Gross Schechter Day School in Cleveland, Ohio was recently chosen to participate as one of 15 Jewish Day Schools, and one of only two outside of the New York area, in the second year of the Day School Collaboration Network (DSCN).
DSCN is a joint project of The Jewish Education Project and Upstart Bay Area, made possible by a generous grant from UJA Federation of New York. This exciting new initiative utilizes Adaptive Leadership and Design Thinking to to create a shift in mind-sets and skill-sets that will lead to new forms of creativity, distributed leadership, and efficacy within and across schools.
In the DSCN, educators from across the religious spectrum address challenges facing individual schools while working together to bring new models and approaches to the broader field of Jewish day school education.

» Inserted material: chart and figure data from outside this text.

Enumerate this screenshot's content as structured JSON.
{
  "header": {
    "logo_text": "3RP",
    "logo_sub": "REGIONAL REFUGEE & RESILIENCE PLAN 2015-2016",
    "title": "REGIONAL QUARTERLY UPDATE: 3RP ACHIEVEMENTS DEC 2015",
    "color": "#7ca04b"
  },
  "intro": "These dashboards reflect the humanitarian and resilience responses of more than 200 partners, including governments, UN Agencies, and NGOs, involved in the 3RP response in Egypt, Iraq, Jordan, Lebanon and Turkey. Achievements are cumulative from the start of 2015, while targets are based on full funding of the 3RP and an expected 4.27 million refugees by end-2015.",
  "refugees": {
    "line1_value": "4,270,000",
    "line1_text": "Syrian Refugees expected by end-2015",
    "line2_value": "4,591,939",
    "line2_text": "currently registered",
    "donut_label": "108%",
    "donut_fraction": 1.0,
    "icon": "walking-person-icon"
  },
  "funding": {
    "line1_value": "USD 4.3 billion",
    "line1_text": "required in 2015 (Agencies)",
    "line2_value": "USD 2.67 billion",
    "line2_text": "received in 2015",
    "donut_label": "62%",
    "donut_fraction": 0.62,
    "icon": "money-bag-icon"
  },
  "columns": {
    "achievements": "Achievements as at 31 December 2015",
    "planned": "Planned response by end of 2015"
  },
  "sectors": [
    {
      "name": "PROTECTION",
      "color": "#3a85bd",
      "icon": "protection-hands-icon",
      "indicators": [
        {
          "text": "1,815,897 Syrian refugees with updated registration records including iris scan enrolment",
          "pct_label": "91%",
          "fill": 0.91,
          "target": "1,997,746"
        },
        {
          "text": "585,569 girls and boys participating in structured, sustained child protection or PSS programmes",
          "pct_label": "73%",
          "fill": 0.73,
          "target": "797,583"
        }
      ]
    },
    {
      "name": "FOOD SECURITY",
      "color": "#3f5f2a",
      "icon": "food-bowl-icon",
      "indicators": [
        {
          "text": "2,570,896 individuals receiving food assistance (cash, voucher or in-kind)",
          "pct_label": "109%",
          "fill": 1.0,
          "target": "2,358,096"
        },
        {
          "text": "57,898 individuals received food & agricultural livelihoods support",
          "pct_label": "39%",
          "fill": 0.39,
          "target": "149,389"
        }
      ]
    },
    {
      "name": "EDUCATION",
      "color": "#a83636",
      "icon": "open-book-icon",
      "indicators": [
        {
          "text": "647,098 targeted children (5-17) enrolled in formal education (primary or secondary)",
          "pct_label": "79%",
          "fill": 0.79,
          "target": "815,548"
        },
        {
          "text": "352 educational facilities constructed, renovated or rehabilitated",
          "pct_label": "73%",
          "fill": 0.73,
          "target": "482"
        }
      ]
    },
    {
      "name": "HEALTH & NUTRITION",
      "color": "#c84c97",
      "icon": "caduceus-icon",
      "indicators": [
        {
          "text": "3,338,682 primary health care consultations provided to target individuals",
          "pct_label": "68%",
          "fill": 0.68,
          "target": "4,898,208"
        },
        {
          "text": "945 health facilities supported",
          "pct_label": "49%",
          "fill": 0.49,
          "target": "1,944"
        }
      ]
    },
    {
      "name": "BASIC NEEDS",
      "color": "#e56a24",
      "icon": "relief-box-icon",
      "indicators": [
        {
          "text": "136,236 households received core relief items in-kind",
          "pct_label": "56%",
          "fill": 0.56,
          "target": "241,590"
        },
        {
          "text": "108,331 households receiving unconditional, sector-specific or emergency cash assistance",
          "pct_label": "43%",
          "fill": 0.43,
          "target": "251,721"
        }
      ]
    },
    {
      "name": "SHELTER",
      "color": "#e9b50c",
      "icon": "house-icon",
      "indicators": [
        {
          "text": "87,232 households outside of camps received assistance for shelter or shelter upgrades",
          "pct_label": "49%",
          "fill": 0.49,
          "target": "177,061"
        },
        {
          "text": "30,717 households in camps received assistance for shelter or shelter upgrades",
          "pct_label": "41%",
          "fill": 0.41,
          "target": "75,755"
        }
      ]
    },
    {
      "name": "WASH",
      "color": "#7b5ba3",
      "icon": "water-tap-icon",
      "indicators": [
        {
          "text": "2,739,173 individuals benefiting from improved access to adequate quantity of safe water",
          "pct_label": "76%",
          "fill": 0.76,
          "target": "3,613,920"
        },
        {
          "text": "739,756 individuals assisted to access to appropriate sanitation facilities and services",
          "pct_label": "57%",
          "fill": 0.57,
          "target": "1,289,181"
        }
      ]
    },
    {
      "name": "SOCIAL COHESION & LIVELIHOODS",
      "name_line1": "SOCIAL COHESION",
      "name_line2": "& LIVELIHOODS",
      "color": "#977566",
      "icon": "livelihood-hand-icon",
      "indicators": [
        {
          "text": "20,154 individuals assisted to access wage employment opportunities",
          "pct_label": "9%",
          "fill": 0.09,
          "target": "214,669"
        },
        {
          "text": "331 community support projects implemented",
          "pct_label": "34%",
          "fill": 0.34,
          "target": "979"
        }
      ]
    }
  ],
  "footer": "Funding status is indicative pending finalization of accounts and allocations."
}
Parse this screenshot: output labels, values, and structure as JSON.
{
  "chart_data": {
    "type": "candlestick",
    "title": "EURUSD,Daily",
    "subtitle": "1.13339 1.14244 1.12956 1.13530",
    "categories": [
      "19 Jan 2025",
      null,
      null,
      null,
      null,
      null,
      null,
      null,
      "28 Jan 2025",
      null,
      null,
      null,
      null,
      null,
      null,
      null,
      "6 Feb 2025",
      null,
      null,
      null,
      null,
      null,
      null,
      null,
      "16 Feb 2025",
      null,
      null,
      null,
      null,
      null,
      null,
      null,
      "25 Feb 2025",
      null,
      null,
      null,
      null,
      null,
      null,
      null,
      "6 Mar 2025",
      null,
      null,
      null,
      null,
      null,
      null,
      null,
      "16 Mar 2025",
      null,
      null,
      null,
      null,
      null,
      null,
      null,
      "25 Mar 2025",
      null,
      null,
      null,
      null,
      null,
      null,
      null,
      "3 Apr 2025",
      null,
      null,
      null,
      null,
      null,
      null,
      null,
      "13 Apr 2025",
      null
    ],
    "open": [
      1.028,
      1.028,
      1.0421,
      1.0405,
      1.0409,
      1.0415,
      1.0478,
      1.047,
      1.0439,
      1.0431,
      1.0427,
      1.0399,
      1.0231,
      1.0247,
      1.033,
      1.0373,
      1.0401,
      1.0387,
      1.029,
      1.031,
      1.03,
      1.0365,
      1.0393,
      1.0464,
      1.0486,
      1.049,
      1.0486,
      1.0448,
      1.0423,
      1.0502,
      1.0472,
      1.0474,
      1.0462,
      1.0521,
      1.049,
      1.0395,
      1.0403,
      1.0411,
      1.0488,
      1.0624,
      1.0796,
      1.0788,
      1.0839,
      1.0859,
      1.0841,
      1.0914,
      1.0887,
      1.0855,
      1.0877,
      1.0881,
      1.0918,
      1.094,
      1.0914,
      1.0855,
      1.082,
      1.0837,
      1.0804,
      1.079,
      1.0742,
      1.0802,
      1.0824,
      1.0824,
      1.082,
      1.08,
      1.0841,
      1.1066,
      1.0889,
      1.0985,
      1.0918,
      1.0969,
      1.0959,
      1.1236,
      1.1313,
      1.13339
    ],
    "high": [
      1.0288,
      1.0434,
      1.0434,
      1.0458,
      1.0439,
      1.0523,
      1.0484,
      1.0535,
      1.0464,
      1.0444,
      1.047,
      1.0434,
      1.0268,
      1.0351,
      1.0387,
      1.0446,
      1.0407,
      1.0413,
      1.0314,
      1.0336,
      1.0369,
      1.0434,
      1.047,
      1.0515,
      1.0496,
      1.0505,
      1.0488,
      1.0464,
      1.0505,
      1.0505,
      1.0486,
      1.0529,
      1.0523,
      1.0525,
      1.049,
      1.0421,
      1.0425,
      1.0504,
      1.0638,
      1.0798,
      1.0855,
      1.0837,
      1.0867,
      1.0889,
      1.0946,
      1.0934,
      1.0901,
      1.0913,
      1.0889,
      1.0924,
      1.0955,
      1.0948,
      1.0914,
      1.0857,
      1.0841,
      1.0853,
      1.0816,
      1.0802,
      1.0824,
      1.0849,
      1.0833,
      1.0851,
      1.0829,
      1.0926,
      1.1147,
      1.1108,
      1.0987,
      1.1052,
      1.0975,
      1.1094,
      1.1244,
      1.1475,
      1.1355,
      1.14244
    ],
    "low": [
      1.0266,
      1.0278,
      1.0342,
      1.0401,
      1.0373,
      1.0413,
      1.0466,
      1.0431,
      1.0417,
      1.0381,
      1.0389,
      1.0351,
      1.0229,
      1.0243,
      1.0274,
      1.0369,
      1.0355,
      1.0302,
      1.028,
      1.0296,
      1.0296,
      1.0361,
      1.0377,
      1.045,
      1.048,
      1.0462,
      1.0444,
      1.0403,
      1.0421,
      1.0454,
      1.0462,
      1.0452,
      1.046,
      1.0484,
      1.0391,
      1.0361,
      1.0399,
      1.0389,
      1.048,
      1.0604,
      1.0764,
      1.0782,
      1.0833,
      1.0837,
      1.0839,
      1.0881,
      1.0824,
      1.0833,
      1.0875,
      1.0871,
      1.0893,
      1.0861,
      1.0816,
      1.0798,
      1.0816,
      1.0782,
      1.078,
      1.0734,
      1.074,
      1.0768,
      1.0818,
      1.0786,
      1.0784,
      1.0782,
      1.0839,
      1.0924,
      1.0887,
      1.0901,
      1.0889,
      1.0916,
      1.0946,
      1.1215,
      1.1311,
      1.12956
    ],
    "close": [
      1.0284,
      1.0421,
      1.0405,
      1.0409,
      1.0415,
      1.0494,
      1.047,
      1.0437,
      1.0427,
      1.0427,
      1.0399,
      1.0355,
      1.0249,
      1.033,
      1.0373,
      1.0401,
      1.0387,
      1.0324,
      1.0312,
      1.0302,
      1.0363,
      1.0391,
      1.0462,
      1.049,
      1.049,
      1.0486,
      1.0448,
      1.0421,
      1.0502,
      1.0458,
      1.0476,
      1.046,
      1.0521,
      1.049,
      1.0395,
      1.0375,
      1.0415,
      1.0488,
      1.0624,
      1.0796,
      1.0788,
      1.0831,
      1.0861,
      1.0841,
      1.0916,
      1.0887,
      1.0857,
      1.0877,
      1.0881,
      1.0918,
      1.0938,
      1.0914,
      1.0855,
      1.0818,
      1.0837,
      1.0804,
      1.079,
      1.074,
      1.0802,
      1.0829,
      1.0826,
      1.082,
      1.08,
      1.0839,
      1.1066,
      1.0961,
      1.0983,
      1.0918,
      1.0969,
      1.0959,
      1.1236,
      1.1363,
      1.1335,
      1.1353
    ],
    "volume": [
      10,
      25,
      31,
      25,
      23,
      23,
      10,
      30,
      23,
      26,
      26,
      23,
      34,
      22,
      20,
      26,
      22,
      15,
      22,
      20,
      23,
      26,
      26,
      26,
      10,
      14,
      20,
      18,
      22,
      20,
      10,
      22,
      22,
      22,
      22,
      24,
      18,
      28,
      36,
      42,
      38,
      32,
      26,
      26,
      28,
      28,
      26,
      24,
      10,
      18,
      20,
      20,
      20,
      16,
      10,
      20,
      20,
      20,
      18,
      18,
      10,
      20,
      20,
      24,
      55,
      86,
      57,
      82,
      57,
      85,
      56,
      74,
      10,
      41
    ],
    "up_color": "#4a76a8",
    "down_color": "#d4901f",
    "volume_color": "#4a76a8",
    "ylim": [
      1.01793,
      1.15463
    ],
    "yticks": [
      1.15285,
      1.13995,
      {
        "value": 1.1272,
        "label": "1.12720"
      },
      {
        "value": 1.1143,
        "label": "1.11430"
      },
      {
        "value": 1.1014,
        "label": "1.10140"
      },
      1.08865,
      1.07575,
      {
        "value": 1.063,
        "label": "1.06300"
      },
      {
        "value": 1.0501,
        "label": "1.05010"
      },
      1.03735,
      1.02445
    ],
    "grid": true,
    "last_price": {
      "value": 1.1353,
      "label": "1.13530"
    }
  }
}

A team of four educators from Schechter participated in a two day retreat as part of the schools involvement in the program. The educators included Early Childhood Center director Tracey Bortz, kindergarten teacher Orli Rabkin, fourth grade teacher Donell Newman, and middle school teacher Cheryl Stone. The four spent the retreat working side-by-side with teams from other schools and experts in Design Thinking and Adaptive Leadership.
Dr. Ari Yares, Head of School at Gross Schechter Day School, participated in the inaugural cohort of DSCN during the prior school year. Dr. Yares shared that through the DSCN, we are acquiring new problem solving skills that allow us to tackle challenges and grow stronger by understanding the needs that underlie those challenges.
The Jewish Education Projects Director of Jewish Day School Leadership and Innovation, Rabbi Ed Harwitz, has been involved in the program since its inception. He commented that The DSCN seeks to become the Silicon Valley of the Jewish day school world, a real location for creativity and measurable innovation.